Penggunaan
Lafal-Lafal Yang Berdekatan Maknanya
Tulisan
ini sengaja tidak menggunakan lafal sinonim, untuk menghindari anggapan umum
yang memahami sinonim sebagai kumpulan beberapa lafal untuk makna yang sama.[1]
Dalam literature Arab, taraduf atau sinonim ini masih
diperdebatkan, apakah mengandung arti kesamaan makna dari beberapa lafal yang
berbeda ataukah merupakan rincian sifat dari makna asal ?
Imel Badi’ Ya’qub, guru besar Linguistik pada Universitas Libanon, mengatakan
bahwa sinonim adalah fenomena bahasa yang wajar dan berkembang pada setiap
bahasa, apabila bahasa Arab fusha merupakan himpunan dari dialek kabilah –
kabilah pada masa jahiliyah.[2]
Menurut Abu Hilal al-Asakir, jika ada dua lafal untuk satu makna atau untuk
satu benda, niscaya lafal yang satu memiliki kekhususan yang tidak dimiliki
lafal lainnya, kalau tidak demikian niscaya lafal lainnya itu sia – sia.[3]

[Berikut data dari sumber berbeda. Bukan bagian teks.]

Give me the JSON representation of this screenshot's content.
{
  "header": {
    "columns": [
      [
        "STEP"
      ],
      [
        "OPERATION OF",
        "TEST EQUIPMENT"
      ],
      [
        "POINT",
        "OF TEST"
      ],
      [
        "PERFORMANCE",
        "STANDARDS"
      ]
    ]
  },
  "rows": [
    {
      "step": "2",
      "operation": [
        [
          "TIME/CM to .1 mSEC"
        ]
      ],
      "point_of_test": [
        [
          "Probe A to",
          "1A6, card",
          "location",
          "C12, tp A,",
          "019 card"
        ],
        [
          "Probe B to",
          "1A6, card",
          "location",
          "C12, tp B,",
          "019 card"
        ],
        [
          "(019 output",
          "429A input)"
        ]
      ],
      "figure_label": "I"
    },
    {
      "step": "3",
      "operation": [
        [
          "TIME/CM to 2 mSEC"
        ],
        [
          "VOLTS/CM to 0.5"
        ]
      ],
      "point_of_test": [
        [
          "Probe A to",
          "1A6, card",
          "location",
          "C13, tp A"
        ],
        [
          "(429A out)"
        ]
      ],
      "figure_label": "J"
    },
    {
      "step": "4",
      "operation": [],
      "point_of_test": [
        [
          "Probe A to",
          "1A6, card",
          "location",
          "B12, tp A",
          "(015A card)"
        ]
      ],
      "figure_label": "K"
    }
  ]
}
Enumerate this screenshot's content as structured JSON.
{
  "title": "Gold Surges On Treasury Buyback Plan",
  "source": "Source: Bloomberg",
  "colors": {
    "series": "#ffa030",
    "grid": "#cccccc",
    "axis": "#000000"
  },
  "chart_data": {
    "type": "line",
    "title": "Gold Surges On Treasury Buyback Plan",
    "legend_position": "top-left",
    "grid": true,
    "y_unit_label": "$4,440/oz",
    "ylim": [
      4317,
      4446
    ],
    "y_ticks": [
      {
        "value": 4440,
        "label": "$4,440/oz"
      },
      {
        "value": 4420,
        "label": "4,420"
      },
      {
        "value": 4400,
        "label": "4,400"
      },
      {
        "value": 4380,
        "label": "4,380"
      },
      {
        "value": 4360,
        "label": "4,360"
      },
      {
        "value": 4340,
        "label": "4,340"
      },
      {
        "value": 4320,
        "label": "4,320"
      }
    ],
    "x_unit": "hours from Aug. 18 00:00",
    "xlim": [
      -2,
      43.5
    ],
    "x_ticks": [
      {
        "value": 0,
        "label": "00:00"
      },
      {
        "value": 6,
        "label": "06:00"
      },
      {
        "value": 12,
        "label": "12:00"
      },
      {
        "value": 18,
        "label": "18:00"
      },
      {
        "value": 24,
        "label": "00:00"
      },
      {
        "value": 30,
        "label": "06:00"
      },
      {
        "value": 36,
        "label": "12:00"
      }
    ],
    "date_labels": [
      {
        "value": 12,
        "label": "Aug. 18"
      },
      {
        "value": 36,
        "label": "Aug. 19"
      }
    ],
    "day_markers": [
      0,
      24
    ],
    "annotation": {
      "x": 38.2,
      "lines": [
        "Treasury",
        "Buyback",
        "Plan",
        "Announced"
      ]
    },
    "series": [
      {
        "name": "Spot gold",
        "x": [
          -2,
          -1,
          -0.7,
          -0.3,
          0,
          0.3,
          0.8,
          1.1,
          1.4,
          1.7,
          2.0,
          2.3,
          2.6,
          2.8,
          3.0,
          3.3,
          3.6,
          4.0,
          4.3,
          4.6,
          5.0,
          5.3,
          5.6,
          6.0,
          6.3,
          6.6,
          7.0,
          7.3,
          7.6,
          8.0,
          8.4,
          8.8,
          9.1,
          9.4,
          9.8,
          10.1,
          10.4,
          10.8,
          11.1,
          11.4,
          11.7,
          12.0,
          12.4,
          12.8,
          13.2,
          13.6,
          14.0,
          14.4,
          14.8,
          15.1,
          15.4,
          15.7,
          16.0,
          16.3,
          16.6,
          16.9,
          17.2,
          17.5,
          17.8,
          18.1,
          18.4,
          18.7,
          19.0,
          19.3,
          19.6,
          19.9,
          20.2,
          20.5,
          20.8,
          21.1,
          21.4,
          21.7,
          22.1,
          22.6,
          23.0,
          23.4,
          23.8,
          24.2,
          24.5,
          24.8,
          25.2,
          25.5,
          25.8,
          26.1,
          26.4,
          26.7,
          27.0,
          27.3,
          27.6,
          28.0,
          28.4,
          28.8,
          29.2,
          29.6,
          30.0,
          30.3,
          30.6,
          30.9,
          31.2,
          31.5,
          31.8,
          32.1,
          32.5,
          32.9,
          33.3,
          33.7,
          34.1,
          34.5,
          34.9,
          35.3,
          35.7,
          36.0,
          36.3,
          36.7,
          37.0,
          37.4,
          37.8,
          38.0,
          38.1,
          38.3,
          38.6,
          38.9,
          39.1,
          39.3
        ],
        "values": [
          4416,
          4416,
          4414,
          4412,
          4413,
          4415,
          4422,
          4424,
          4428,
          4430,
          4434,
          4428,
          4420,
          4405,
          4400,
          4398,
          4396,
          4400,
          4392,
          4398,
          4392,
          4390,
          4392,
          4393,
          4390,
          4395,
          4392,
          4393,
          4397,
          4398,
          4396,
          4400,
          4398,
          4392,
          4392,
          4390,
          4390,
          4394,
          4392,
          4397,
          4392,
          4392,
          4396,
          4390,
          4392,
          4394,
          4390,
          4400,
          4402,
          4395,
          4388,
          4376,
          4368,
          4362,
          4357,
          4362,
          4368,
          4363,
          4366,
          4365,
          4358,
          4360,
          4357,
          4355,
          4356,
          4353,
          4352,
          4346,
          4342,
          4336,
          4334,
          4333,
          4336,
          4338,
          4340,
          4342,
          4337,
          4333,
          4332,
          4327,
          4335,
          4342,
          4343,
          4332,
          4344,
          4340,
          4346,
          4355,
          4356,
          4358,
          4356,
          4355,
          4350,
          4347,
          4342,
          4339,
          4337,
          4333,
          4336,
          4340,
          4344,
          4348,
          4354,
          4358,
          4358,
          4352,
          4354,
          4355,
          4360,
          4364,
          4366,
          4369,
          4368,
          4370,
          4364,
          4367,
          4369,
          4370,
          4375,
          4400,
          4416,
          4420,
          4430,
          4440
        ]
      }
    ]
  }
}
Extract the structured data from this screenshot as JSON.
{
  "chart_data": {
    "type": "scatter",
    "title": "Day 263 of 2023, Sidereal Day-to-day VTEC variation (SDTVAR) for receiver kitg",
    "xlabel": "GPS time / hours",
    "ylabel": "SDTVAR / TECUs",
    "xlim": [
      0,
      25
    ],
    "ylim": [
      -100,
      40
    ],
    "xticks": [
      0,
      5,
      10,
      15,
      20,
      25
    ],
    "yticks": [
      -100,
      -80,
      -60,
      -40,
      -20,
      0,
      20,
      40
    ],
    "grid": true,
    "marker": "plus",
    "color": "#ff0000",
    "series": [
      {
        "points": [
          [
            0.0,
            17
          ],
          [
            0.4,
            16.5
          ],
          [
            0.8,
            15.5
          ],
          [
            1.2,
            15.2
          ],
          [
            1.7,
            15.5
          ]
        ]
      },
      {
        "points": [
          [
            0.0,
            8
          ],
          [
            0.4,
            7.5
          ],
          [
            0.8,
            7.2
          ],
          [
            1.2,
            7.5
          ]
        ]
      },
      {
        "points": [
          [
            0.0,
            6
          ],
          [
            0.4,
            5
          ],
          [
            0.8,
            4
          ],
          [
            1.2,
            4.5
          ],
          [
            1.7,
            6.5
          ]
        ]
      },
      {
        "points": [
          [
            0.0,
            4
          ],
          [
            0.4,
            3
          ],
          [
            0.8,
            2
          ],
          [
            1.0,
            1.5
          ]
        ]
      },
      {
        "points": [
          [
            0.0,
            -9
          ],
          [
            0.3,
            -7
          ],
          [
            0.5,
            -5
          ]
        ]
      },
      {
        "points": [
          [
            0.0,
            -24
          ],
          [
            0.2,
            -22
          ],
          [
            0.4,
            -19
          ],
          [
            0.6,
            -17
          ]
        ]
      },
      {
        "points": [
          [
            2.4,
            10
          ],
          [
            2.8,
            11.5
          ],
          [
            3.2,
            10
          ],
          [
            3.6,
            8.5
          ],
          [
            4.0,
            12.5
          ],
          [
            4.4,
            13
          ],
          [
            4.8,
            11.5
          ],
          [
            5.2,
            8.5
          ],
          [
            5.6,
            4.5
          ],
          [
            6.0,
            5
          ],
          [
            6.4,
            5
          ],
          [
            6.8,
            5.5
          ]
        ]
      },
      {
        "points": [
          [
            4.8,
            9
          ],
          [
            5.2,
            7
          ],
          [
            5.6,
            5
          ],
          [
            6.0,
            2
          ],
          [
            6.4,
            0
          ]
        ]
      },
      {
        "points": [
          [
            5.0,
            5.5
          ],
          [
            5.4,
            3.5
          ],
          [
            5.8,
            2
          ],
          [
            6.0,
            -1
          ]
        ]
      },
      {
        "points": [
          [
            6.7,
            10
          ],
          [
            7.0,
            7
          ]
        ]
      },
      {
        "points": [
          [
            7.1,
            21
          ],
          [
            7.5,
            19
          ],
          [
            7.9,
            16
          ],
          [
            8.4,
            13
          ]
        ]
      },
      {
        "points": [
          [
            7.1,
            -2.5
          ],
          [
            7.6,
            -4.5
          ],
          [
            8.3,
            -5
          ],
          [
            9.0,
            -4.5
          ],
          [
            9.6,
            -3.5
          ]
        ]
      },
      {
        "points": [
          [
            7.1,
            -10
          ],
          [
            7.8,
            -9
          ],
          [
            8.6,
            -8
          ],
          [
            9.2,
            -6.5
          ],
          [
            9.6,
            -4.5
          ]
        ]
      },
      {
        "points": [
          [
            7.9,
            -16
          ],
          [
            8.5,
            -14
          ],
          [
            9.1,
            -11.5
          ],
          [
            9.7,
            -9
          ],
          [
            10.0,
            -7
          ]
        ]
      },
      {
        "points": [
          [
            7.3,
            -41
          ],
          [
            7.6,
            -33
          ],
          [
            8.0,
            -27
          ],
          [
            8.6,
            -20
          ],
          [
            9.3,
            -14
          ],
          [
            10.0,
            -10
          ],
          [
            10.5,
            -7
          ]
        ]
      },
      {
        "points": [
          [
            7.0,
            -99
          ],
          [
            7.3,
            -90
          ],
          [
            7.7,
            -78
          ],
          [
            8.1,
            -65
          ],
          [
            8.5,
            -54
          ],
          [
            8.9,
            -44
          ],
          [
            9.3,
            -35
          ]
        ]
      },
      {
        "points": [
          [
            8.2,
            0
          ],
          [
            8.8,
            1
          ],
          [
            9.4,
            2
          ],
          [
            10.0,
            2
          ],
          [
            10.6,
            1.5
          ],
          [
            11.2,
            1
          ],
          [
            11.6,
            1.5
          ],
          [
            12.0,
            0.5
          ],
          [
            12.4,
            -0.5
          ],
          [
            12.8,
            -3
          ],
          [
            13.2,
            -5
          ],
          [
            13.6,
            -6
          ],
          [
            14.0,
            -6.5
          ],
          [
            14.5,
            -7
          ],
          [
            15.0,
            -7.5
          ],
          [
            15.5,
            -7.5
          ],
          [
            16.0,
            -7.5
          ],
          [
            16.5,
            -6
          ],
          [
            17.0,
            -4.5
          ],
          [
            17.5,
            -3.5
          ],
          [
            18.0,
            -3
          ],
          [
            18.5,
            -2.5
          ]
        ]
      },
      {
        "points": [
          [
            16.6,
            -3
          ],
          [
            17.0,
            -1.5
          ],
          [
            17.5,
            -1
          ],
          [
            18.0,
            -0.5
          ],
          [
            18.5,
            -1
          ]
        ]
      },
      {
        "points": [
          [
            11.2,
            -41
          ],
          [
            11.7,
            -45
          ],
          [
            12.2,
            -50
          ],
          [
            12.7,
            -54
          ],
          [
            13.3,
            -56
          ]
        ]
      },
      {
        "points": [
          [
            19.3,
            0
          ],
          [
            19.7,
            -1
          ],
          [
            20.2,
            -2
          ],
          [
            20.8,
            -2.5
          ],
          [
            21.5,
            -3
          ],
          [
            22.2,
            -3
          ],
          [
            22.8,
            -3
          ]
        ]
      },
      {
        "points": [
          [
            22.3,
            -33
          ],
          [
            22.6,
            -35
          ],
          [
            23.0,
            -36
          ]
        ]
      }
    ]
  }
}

Dalam hal ini yang menarik untuk diperhatikan adalah pendapat Henry Guntur
Tarigan, menurutnya sinonim adalah lafal – lafal yang mempunyai denotasi yang
sama tetapi berbeda dalam konotasi. Dan dalam kasus-kasus tertentu sinonim
hanya mempunyai makna denotatif, seperti persekot, uang muka dan panjar .[4]
Misal, lafal ru’yâ dan ahlam
sering diartikan sama yaitu mimpi, namun jika diteliti secara cermat
pemakaiannya dalam al-Quran memiliki perbedaan. Lafal ahlâm
ditampilkan dalam al-Quran sebanyak tiga kali, dalam bentuk plural, dan di
dahului lafal adgâs ( membingungkan ), yaitu
dalam surah Yusuf [12:44] dan al-Anbiya’ [21:5].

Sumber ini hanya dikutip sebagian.